My Mention in @CampusReform About Women and the Principles and Practices Engineering Exam

With a new semester starting, it’s only apropos to mention the back and forth I’ve been having about the Principles and Practices Engineering Exam, which probably seems like a pretty arcane topic…until two Kansas State academics noted that women have a lower first-time pass rate than men do.

That occasioned an article by Toni Airaksinen of Campus Reform on the subject.  One of the suggestions of the academics was that the exam itself might be biased against women.  I found this difficult to believe and wrote a response to it on my vulcanhammer.net blog/site, which concerns itself with engineering topics.  While not directly attacking the conclusions, I expressed the opinion that one reason for the disparity may be in the timing of the exam, which is very problematic for reasons beyond this issue and whose fix is an ongoing effort of societies which are involved in this process.
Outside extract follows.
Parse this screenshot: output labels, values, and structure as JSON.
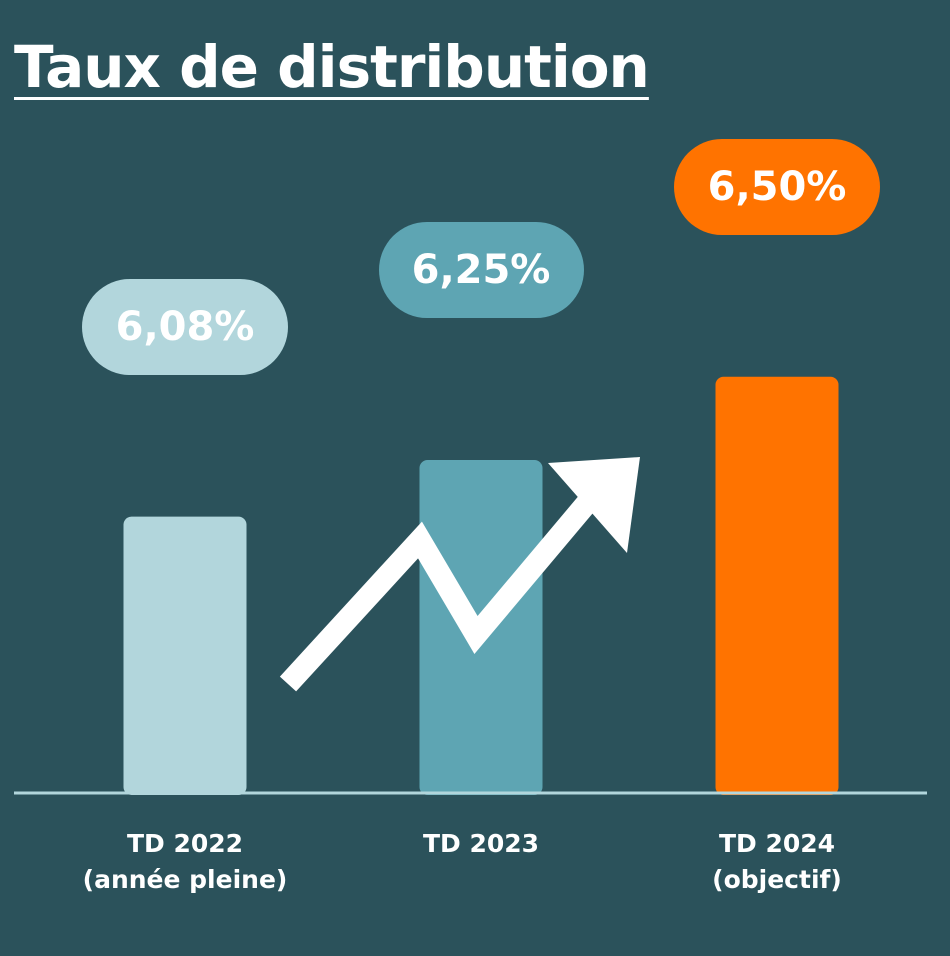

My response was featured in a follow-up article by Airaksinen on the topic, which also includes a response from NCEES (who actually write this exam,) who inform us that they screen the questions for bias.  Having prepared engineering tests for a number of years, I have no idea how one screens exam questions for bias against women, but my female students have done pretty well over the years taking my tests.

Since the 1960’s engineering has suffered attacks from the various movements that exploded during that era, some of which challenged the basic good of technological progress.  The profession has made a major effort to address these objections, but with the “Running Rusty” mentality in the SJW movement, that’s not easy for anyone.  Our society needs to address the reality that, to survive in the world we live in, we need to shift to STEM as the centrepiece of our educational system rather than the appendage.   If that happened I believe we’d see women as a larger part of our profession, and that would be a good thing.  There are signs of progress but we’ve got a long way to go.